Study: No link to flu vaccines giving unborn babies autism

Women getting a flu shot while pregnant doesn’t result in their unborn babies contracting autism. That is the conclusion of researchers who published a study last month in JAMA Pediatrics.

According to NPR, smaller studies studied certain health problems pregnant women contracted while pregnant showing a link to serious viral infections and maternal fever. However, the new manuscript reveals no such association, but scientists still think additional research is needed.

This study examined the health records of 196,929 children who were born at Kaiser Permanente facilities in Northern California between 2000 and 2010. They found that 3,101 children, or 1.6 percent, had been diagnosed with autism through June 2015.

The researchers then looked at the mothers’ health records to see if they had been diagnosed with flu while pregnant and whether they’d gotten a flu shot. Less than 1 percent of women had the flu; about 23 percent got a flu shot while pregnant, a number that rose from 6 percent in 2000 to 58 percent in 2010.
They found no correlation overall between having the flu while pregnant and increased autism risk in children.

Scientists did discover a slight risk of administering flu shots to women during the first trimester of pregnancy, but determined it was relatively minor due to the weight of evidence tested. The CDC does suggest pregnant women get flu shots since it will help protect them and their unborn children.

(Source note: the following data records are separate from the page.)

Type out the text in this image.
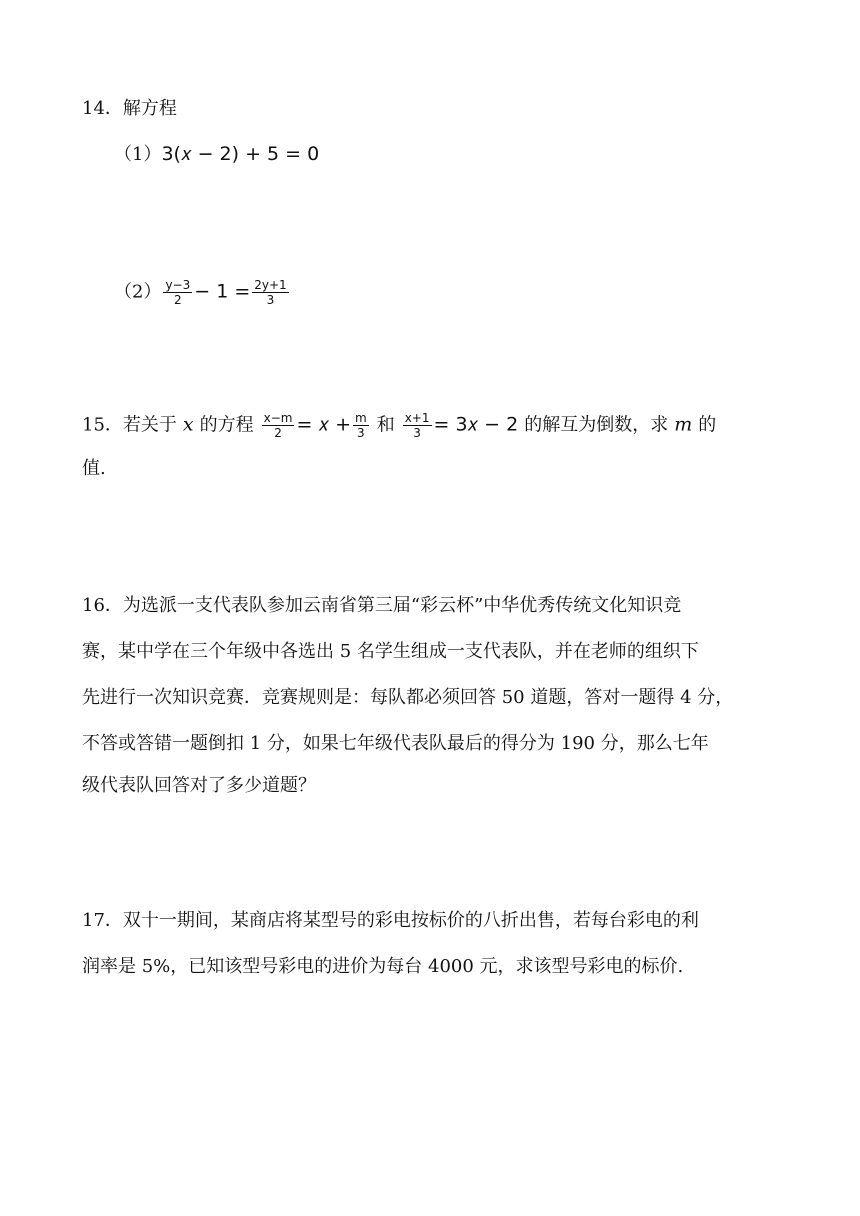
14．解方程
（1）3(𝑥 − 2) + 5 = 0
$(2) \frac{y-3}{2} - 1 = \frac{2y+1}{3}$
15．若关于 𝑥 的方程 $\frac{x-m}{2}$ = 𝑥 + $\frac{m}{3}$ 和 $\frac{x+1}{3}$ = 3𝑥 − 2 的解互为倒数，求 𝑚 的
值.
16．为选派一支代表队参加云南省第三届“彩云杯”中华优秀传统文化知识竞
赛，某中学在三个年级中各选出 5 名学生组成一支代表队，并在老师的组织下
先进行一次知识竞赛．竞赛规则是：每队都必须回答 50 道题，答对一题得 4 分，
不答或答错一题倒扣 1 分，如果七年级代表队最后的得分为 190 分，那么七年
级代表队回答对了多少道题？
17．双十一期间，某商店将某型号的彩电按标价的八折出售，若每台彩电的利
润率是 5%，已知该型号彩电的进价为每台 4000 元，求该型号彩电的标价.
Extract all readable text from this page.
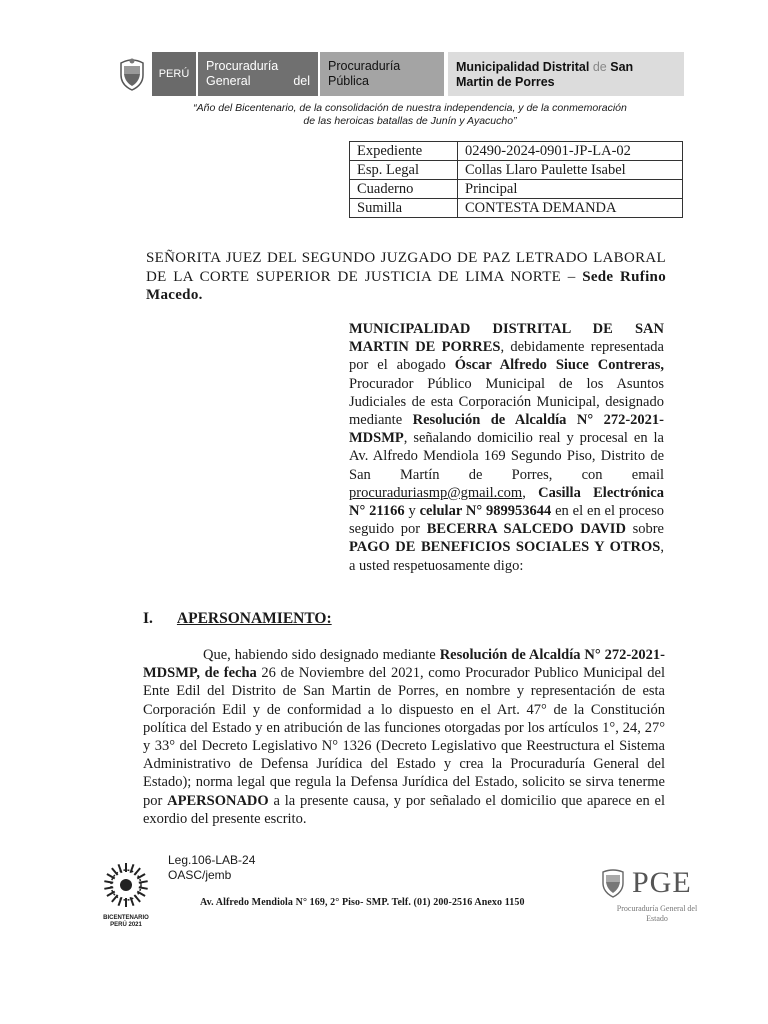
PERÚ
Procuraduría
General	del
Procuraduría
Pública
Municipalidad Distrital de San
Martin de Porres
“Año del Bicentenario, de la consolidación de nuestra independencia, y de la conmemoración
de las heroicas batallas de Junín y Ayacucho”
Expediente	02490-2024-0901-JP-LA-02
Esp. Legal	Collas Llaro Paulette Isabel
Cuaderno	Principal
Sumilla	CONTESTA DEMANDA
SEÑORITA JUEZ DEL SEGUNDO JUZGADO DE PAZ LETRADO LABORAL DE LA CORTE SUPERIOR DE JUSTICIA DE LIMA NORTE – Sede Rufino Macedo.
MUNICIPALIDAD DISTRITAL DE SAN MARTIN DE PORRES, debidamente representada por el abogado Óscar Alfredo Siuce Contreras, Procurador Público Municipal de los Asuntos Judiciales de esta Corporación Municipal, designado mediante Resolución de Alcaldía N° 272-2021-MDSMP, señalando domicilio real y procesal en la Av. Alfredo Mendiola 169 Segundo Piso, Distrito de San Martín de Porres, con email procuraduriasmp@gmail.com, Casilla Electrónica N° 21166 y celular N° 989953644 en el en el proceso seguido por BECERRA SALCEDO DAVID sobre PAGO DE BENEFICIOS SOCIALES Y OTROS, a usted respetuosamente digo:
I. APERSONAMIENTO:
Que, habiendo sido designado mediante Resolución de Alcaldía N° 272-2021-MDSMP, de fecha 26 de Noviembre del 2021, como Procurador Publico Municipal del Ente Edil del Distrito de San Martin de Porres, en nombre y representación de esta Corporación Edil y de conformidad a lo dispuesto en el Art. 47° de la Constitución política del Estado y en atribución de las funciones otorgadas por los artículos 1°, 24, 27° y 33° del Decreto Legislativo N° 1326 (Decreto Legislativo que Reestructura el Sistema Administrativo de Defensa Jurídica del Estado y crea la Procuraduría General del Estado); norma legal que regula la Defensa Jurídica del Estado, solicito se sirva tenerme por APERSONADO a la presente causa, y por señalado el domicilio que aparece en el exordio del presente escrito.
Leg.106-LAB-24
OASC/jemb
BICENTENARIO
PERÚ 2021
Av. Alfredo Mendiola N° 169, 2° Piso- SMP. Telf. (01) 200-2516 Anexo 1150
PGE
Procuraduría General del
Estado
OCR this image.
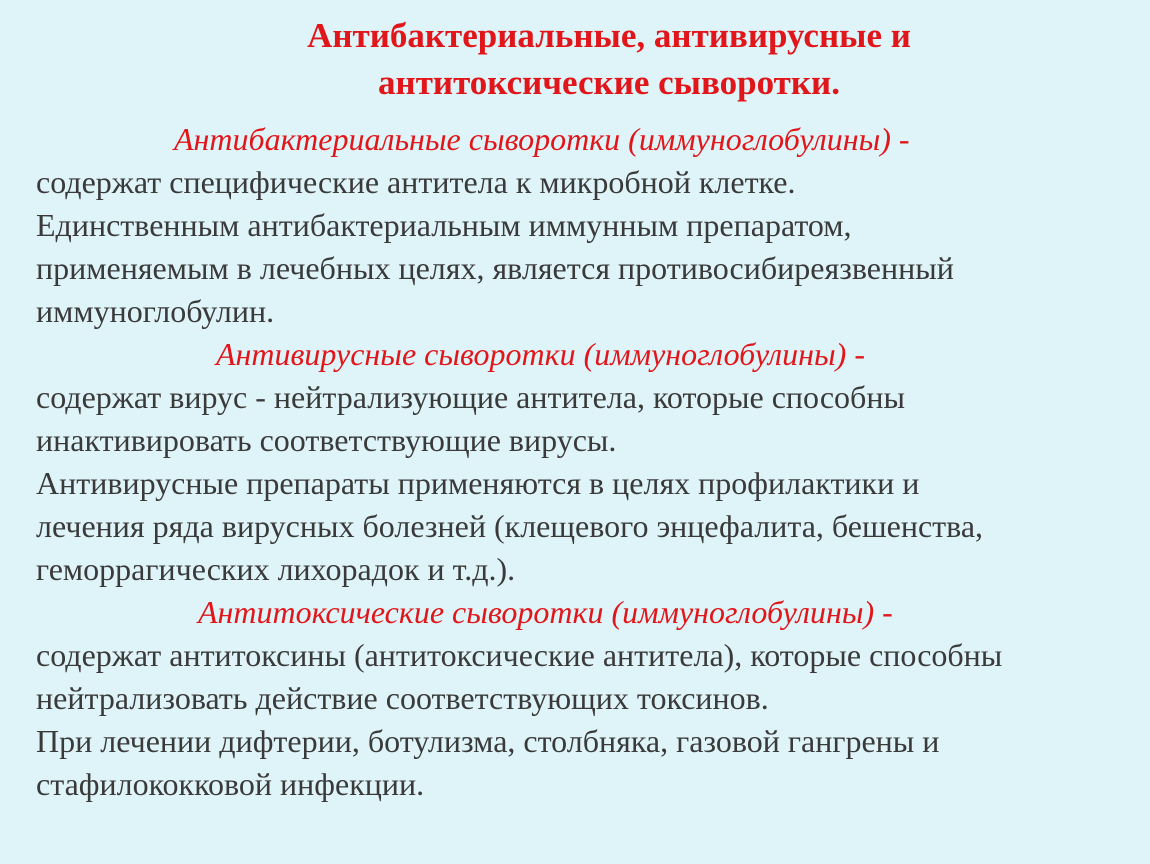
Антибактериальные, антивирусные и
антитоксические сыворотки.
Антибактериальные сыворотки (иммуноглобулины) -
содержат специфические антитела к микробной клетке.
Единственным антибактериальным иммунным препаратом,
применяемым в лечебных целях, является противосибиреязвенный
иммуноглобулин.
Антивирусные сыворотки (иммуноглобулины) -
содержат вирус - нейтрализующие антитела, которые способны
инактивировать соответствующие вирусы.
Антивирусные препараты применяются в целях профилактики и
лечения ряда вирусных болезней (клещевого энцефалита, бешенства,
геморрагических лихорадок и т.д.).
Антитоксические сыворотки (иммуноглобулины) -
содержат антитоксины (антитоксические антитела), которые способны
нейтрализовать действие соответствующих токсинов.
При лечении дифтерии, ботулизма, столбняка, газовой гангрены и
стафилококковой инфекции.
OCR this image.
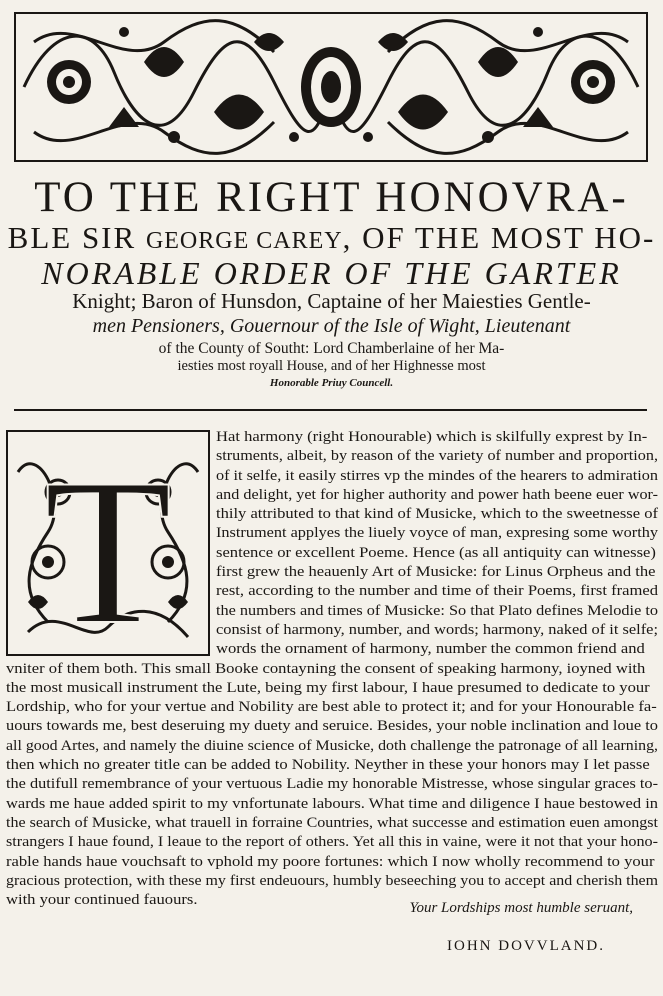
TO THE RIGHT HONOVRA-
BLE SIR GEORGE CAREY, OF THE MOST HO-
NORABLE ORDER OF THE GARTER
Knight; Baron of Hunsdon, Captaine of her Maiesties Gentle-
men Pensioners, Gouernour of the Isle of Wight, Lieutenant
of the County of Southt: Lord Chamberlaine of her Ma-
iesties most royall House, and of her Highnesse most
Honorable Priuy Councell.
T	Hat harmony (right Honourable) which is skilfully exprest by In-
struments, albeit, by reason of the variety of number and proportion,
of it selfe, it easily stirres vp the mindes of the hearers to admiration
and delight, yet for higher authority and power hath beene euer wor-
thily attributed to that kind of Musicke, which to the sweetnesse of
Instrument applyes the liuely voyce of man, expresing some worthy
sentence or excellent Poeme. Hence (as all antiquity can witnesse)
first grew the heauenly Art of Musicke: for Linus Orpheus and the
rest, according to the number and time of their Poems, first framed
the numbers and times of Musicke: So that Plato defines Melodie to
consist of harmony, number, and words; harmony, naked of it selfe;
words the ornament of harmony, number the common friend and
vniter of them both. This small Booke contayning the consent of speaking harmony, ioyned with
the most musicall instrument the Lute, being my first labour, I haue presumed to dedicate to your
Lordship, who for your vertue and Nobility are best able to protect it; and for your Honourable fa-
uours towards me, best deseruing my duety and seruice. Besides, your noble inclination and loue to
all good Artes, and namely the diuine science of Musicke, doth challenge the patronage of all learning,
then which no greater title can be added to Nobility. Neyther in these your honors may I let passe
the dutifull remembrance of your vertuous Ladie my honorable Mistresse, whose singular graces to-
wards me haue added spirit to my vnfortunate labours. What time and diligence I haue bestowed in
the search of Musicke, what trauell in forraine Countries, what successe and estimation euen amongst
strangers I haue found, I leaue to the report of others. Yet all this in vaine, were it not that your hono-
rable hands haue vouchsaft to vphold my poore fortunes: which I now wholly recommend to your
gracious protection, with these my first endeuours, humbly beseeching you to accept and cherish them
with your continued fauours.	Your Lordships most humble seruant,
IOHN DOVVLAND.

While researchers did not examine whether the vaccines given included thermosal, they obviously concluded the many studies done prior that found no link to the ingredient and other developmental problems, including autism already addressed that issue.

The efforts by anti-vaccine groups to undermine vaccines aren’t just attempts at undermining science, it is also an attack on mankind’s ability to use science to help preserve and protect our lives.

During January of last year, Emory University historian Elena Conis stated in an Los Angeles Times article the anti-vaccine movement itself is a direct outgrowth of the environmentalist movement. Environmentalists are friendly to anti-vaccination and it makes sense that greens have some influence if not are directly involved in anti-vaccine organizations.

The environmentalist movement’s ultimate aim is to make life on Earth a living hell for humans with the end goal of eradicating human life itself. By opposing vaccines it results in massive human suffering and even death from the diseases vaccinations and herd immunity help prevent.